I think that would work for anything specifically addressed to me. The problem is with unaddressed junk. They told me that they are obliged to deliver it, and that the only way to stop it is to remove my mailbox.
Coming at this from a different angle, why not put your box back in but also submit a Hold Mail request to the USPS every time you are away from home for at least 3 days?
The USPS will still end up delivering your junk mail but not until you are back home. It also leaves a place for the random passers-by to leave their flyers.
ETA: ninja’d. But seriously, it is not just for mail addressed to you but for all mail to that address, no matter the recipient.
You can put your mail on hold on the USPS website. I’ve done this many times. They hold all mail, including junk mail, until your hold ends.
Since this has gone beyond a vocabulary question to advice on how to deal with the problem, let’s move this to IMHO.
Colibri
General Questions Moderator
It is not legal for those distributors to put flyers in a mailbox – a call to the Post Office will put a quick stop to that. Mailboxes are only for items on which postage has been paid.
They can only hold mail that has been sent through the mail. That doesn’t include things that individual businesses get someone to walk up to your house and stuff flyers in your gate or storm door.
I doubt the OP would be unhappy if the flyers were in the mailbox, because at least they wouldn’t be visible. But what is a problem is they leave them at the door, or hanging from the doorknob or in a bag on the driveway. And the fact that you haven’t removed them is a sign that you’re out of town.

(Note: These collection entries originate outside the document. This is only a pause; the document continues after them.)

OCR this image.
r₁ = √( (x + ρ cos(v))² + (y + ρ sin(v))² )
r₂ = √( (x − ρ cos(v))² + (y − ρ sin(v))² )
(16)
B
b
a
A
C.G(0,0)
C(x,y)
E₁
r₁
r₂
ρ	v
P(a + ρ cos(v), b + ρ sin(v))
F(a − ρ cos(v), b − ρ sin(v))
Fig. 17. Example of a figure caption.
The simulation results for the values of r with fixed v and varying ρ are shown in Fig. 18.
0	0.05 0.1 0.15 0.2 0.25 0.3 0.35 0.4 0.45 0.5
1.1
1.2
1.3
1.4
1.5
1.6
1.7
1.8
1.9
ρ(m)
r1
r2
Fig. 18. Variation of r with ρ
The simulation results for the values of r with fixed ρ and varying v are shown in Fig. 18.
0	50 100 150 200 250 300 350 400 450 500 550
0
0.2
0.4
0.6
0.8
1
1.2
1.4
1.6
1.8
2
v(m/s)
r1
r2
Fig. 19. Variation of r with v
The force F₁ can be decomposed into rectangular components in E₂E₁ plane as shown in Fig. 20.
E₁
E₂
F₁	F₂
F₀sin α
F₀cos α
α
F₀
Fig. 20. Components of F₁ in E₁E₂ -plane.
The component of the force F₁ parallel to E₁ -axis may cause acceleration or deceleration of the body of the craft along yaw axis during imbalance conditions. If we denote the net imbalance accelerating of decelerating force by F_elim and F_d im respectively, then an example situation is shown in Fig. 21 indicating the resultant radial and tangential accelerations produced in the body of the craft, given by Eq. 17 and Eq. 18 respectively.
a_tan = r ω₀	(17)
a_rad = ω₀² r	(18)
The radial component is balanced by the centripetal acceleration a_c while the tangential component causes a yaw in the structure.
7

That’s what the OP wants to avoid.
I assume that by “unaddressed junk” you mean items that are addressed to “occupant”, “resident” or " Our neighbors at (address)" The “hold mail” request stops delivery of all mail to a particular address whether it’s addressed to you or not.
I’m actually surprised that removing your mailbox stops delivery- it wouldn’t where I live. They’d find some way to leave the mail even without a mailbox/slot either by putting it in the handrails of the steps or between the door and the storm door.
Sign: “Bill Stickers Will Be Prosecuted”
Graffito: “Let Bill Stickers Go Free!”
Yep. Drive down a rural road past a few farmhouses some day. Mounted next to the mailbox you’ll often find a second mailbox-like structure for newspaper delivery.
If you live in a house…
I live in a flat, we have the world’s least secure postboxes on the wall by the front door (I no longer bother with the key, the lock’s so close to the slot and easy to turn, putting a letter in will sometimes open it).
Flat 1 is empty, the previous owner died not long before I moved in, and I think his heirs are still sorting things out.
Not only is it very obvious that there’s no-one there, I reckon they’re also missing important letters; the letterbox gets so stuffed with junkmail and flyers within a few weeks that the postie can’t get legit letters in, which then sometimes wind up in a soggy pile under the boxes.
There have been a couple of times that the Postal Service has threatened to stop delivering my mail because my mailbox wasn’t properly mounted or failed to clear a path through the snow.
I went to the Santa Fe post office and asked how I could stop getting USPS-delivered junk mail, and they told me the only way is to remove my mailbox.
Perhaps they are more inclined to find a place to put stuff if it has your specific name and address on it (I don’t have any mail sent there, obviously), but removing the box certainly stopped the junk.